Notre Dame de Paris is another masterpiece by Victor Hugo. I cannot decide which is more tragic: Les Misérables or Notre Dame de Paris. In Les Misérables, Jean Valjean tried to leave his past and becomes a good man, but the inspector wouldn't let him be. In Notre Dame de Paris we have 5 main characters:
1. Pierre Gringoire, the failed play writer whom Esmeralda married to save him from death.
2. Claude Frollo, the priest who fell desperately in love with Esmeralda and blamed her for this.
3. La Esmeralda, the beautiful gypsy dancer.
4. Quasimodo, the hunchbacked bell ringer of Notre Dame.
5. Captain Phoebus, the gallant soldier whom Esmeralda loved.
When I was younger I saw the book (already translated in bahasa Indonesia) in a book store, but as a student I didn't have enough money to buy all series so I only got Pride and Prejudice and A short stories collection by Anton Chekov. How I hoped I had the money, because several years later a friend gave me the Notre Dame de Paris book as a birthday gift, but the English translation was difficult to read (unlike my Les Miz book). I think I finally read the Indonesian translation because one of my cousins happened to have it.
I watched the 1956 movie version with Anthony Quinn and Gina Lollobrigida last night. It was a very good adaptation and I liked how the actors played Frollo, Esmeralda, and Quasimodo. My favourite scene was perhaps (because there were so many beautiful scenes) when Quasimodo was giving Esmeralda flowers when she was in sanctuary. He saw a beautiful red flower and happily troubled himself to get it - they were on the top of Notre Dame - but when he gave it to Esmeralda, she was looking at Phoebus and the next moment asked the hunchback to bring the captain to her.
In the movie Esmeralda met her end with an arrow. I haven't read the book for so long, but I think she met her death by hanging. Also I didn't see Frollo smile in the movie when Quasimodo pushed him from the roof.
Quasimodo might have the ugliest face in Paris, but he and Esmeralda possessed the purest hearts. In the movie Frollo only said he took care of Quasimodo as a charity. The book explained that Frollo had a little brother whom he put out to a nurse. When he saw baby Quasimodo, he remembered his little brother and what should happen to him if he were to die, so he felt pity to orphaned Quasimodo and take him home. (Frollo deserved a credit here. In the Disney version, he almost threw baby Quasimodo into a well.)
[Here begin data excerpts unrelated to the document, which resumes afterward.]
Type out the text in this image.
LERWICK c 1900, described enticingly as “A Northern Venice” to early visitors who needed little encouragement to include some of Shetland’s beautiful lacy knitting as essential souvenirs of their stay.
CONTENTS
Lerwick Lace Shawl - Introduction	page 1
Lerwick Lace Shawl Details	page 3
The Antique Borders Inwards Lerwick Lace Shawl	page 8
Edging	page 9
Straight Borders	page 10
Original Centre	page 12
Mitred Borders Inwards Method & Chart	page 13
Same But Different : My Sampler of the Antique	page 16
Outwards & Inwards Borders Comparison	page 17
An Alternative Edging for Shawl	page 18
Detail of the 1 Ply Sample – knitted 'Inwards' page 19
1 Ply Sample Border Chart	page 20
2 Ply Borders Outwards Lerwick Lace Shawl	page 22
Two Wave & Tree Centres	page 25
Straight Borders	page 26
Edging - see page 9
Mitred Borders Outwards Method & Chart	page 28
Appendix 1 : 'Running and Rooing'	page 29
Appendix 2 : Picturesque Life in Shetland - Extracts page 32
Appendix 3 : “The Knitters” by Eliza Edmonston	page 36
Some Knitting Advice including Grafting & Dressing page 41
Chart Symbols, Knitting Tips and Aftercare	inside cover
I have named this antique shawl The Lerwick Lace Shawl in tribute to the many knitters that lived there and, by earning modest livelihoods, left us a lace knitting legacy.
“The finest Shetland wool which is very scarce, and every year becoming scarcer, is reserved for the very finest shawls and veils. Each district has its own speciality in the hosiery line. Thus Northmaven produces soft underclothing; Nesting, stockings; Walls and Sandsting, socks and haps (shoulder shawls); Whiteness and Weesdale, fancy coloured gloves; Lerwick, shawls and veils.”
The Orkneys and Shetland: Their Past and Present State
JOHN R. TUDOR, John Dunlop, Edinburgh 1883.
I remember my favourite part in the book now: The story about Esmeralda's mother. After Esmeralda had been born, there were gypsies arrived in town and her mother brought her to them so they could read her future. They were delighted to see her for she was such a very beautiful baby. The next day when her mother was out, they stole little Esmeralda and put the baby Quasimodo at her place. Her mother was very shocked to find her beautiful baby turned into a monster and since then she became a gyspy hater, even cursed Esmeralda everytime she went by, for she didn't know Esmeralda was her long lost child. And at last when mother and daughter finally met (like Cinderella, for each had one of the baby shoes), they had to be separated in an instant, for Esmeralda must be hanged, having been accused as a sorcerer, for a murder she never had done.
The trial scene in the movie was like a comedy. The proofs were stupid, but this was Paris in 1482. They didn't examined further the fact that there was another man in the murder scene. I laughed when they examined the dead leaf seriously and then concluded that Esmeralda was a sorcerer and the goat Djali was a devil incarnation. However it wasn't funny for Esmeralda for later she was tortured and perhaps she would never be able to dance again as they tried to break her lovely leg.
It was also heart-breaking to see people of Paris chose Quasimodo as the King of The Fools and the next day he was flogged and none would give him water when he asked except Esmeralda.
If only Phoebus had Quasimodo's heart, said Esmeralda. But he didn't, so the story must end tragically.
The title itself can be of 2 meaning. Notre Dame de Paris either can be the great church or La Esmeralda (Notre Dame = Our Lady).